Disentangling single-particle gap by electronic Raman absorption in electron-doped cuprates

TL;DR

This paper uses electronic Raman spectroscopy and a microscopic model to distinguish between superconducting and antiferromagnetic contributions to the quasiparticle gap in electron-doped cuprates, clarifying the nature of the non-monotonic gap.

Contribution

It introduces a method to disentangle SC and AFM gap contributions in Raman spectra, aiding understanding of the coexistence of orders in electron-doped cuprates.

Findings

Raman spectra can separate SC and AFM gap contributions.

The effective gap's non-monotonicity can be explained by coexistence of orders.

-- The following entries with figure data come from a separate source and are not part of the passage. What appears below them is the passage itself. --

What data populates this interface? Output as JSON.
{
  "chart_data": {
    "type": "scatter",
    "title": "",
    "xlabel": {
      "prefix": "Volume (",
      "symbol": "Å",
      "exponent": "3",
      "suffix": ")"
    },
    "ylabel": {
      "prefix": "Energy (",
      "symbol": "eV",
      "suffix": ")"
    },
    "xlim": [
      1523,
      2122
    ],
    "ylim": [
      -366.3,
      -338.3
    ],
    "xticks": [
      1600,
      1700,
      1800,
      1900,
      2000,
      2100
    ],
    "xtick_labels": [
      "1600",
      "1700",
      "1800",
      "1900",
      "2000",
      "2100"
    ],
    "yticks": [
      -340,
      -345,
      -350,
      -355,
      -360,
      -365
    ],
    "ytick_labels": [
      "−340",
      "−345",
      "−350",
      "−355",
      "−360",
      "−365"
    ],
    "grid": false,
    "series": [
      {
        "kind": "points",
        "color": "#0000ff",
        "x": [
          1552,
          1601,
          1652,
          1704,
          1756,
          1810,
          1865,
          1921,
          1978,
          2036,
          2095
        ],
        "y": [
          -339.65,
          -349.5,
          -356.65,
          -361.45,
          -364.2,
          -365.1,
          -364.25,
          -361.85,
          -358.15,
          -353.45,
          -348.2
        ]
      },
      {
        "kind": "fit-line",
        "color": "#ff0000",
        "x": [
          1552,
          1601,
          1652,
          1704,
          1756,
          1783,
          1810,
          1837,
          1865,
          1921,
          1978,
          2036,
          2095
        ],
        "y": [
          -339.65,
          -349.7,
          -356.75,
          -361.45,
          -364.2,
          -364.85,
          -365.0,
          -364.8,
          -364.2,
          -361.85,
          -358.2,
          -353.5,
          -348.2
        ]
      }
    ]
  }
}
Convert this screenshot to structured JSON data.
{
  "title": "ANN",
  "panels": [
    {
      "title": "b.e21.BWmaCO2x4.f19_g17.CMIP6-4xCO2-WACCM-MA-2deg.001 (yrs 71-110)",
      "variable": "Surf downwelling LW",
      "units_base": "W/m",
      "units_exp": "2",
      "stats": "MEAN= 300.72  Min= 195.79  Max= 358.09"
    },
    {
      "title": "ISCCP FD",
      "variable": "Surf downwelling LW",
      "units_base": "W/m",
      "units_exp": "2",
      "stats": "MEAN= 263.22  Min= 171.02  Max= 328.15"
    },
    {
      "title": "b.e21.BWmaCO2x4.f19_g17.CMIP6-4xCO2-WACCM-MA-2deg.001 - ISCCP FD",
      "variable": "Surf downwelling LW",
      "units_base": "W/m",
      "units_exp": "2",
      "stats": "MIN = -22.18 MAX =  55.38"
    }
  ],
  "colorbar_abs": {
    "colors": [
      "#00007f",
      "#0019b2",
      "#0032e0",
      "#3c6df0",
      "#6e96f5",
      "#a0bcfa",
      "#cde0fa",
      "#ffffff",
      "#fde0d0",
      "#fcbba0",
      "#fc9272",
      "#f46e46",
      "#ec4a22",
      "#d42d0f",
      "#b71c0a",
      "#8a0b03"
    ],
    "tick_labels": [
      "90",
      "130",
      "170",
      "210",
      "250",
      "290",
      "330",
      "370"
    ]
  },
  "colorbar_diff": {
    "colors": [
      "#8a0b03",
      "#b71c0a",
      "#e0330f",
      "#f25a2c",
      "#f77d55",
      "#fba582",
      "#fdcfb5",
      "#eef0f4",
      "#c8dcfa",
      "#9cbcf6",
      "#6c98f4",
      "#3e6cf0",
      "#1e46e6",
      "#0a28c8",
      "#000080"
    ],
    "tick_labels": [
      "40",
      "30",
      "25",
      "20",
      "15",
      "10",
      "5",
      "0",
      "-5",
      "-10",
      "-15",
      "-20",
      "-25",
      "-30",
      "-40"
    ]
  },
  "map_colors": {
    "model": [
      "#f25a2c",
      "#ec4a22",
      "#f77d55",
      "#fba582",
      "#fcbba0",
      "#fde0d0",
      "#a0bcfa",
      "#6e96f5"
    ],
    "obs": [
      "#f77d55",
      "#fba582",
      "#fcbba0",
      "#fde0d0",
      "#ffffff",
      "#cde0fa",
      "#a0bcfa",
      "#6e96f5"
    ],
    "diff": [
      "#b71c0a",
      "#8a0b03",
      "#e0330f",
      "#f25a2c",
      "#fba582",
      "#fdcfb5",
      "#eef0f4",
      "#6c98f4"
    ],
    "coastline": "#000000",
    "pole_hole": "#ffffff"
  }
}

The method clarifies the origin of the quasiparticle gap in doped cuprates.

Abstract

In the under- to optimal-doping regimes of electron-doped cuprates, it was theoretically suspected that there is a coexistence of superconducting (SC) and antiferromagnetic (AFM) orders. The quasi-particle excitations could be gapped by both orders, and the effective gap is non-monotonic d-wave-like in the momentum space. Alternatively the gap was also speculated as a pure pairing gap. Using an effective microscopic model, we consider the manifestation of the quasi-particle gap in the electronic Raman spectra in a range of doping levels, where the relative strength of the SC and AFM order parameters varies. We demonstrate that from the electronic Raman spectra the effective single-particle gap can be disentangled into contributions from the two distinctive orders. This would help to tell whether the non-monotonic gap is due to the coexistence of SC and AFM orders.